Capítulo 7
Sus lágrimas atrapadas en sus pestañas, se escondían tras el vapor del café en sus manos. Abrazaba la taza, manteniéndola junto a sus labios, como si esperarse encontrar el café desprevenido para tomarlo.
No tenía apetito. Su mente, sumergida en una blanca claridad, le mantenía alejado del resto del mundo. En ese instante, su única conexión con el exterior era esa ventana por la que observaba la naturaleza. Ni siquiera el calor le molestaba. El ruido de las campanas, no le hizo saltar de su asiento. La mariposa que se coló a pasear por su hogar, no idiotizó su corazón.
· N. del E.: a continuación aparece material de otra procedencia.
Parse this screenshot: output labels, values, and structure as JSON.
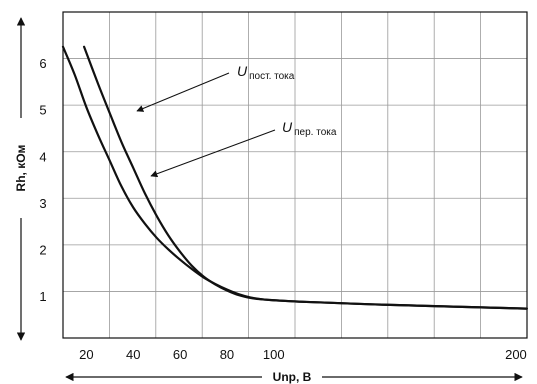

El crujido de las bisagras fue el único que le alertó, saboreó el sabor amargo en la lengua, antes de apoyar su taza contra la mesa. Una lágrima se deslizó por su pómulo, dándole una húmeda y fría caricia a su piel. Los quejidos de Dante le irritaron, sus ganas de explotar, las diluyó al apretar con los dedos su taza.
Dante se resbalaba por la pared, intentando conseguir estabilidad, pues sus piernas temblaban ante su falta de fuerza. La luz dentro de la casa le quemó los ojos, obligándole a restregarse los párpados. Caminando con torpeza, consiguió llegar a la platera, echándose agua, que atrapó entre sus manos, al rostro. Las gotas se quedaron presas entre su cabello, algunas otras bajaron por su barbilla y muchas tantas cayeron muy lejos de su cuerpo.
Asher no se atrevió a verlo, se dedicó a escucharlo en silencio, evitando que sus propias exhalaciones fueran violentas — No vas a ir — dijo, absorto en el movimiento de la superficie del café, creando ondas por sus constantes soplidos.
— Lo sé — se rió de sus malestares, el dolor de cabeza era punzante, lo suficiente para doblegarlo. La sed le raspaba la garganta y la necesidad de una comida líquida y extremadamente caliente, le estaba esclavizando — No volveré a salir de tragos con Jayce, no conoce límites —
— No hablo de Jayce — le corrigió, manteniéndose distante, conteniendo el enojo. Obviando la confusión del hombre a sus espaldas, secándose el rostro con una toallita — Hablo de la invitación, no invitación de enlistarte —
— Ash — La toalla se le resbaló de las manos. Todas sus dolencias desaparecieron durante aquel profundo y doloroso suspiro — Ash, cariño... — se acercó a él y apoyó sus dedos sobre el hombro del chico, sintiendo un poco de alivio, porque su pareja decidió no alejarse de su sutil contacto — No quería ocultártelo —
— ¿No? — Su intento de risa, se quedó solo en pensamiento — ¿Entonces cuándo ibas a decírmelo? — Esquivó su mirada al apartar su rostro hacia la ventana, rehuyendo del hombre que tomó asiento a su lado — ¿Cuándo el autobús estuviese en mitad del pueblo llevándose a todos? —
Dante posó su mano encima de la de Asher, su aparente calma le ponía más nervioso que cualquier respuesta efusiva de su parte. Su intento de borrar la lágrima cayendo por el cachete del menor, le fue impedido por éste, quien le apartó con su mano.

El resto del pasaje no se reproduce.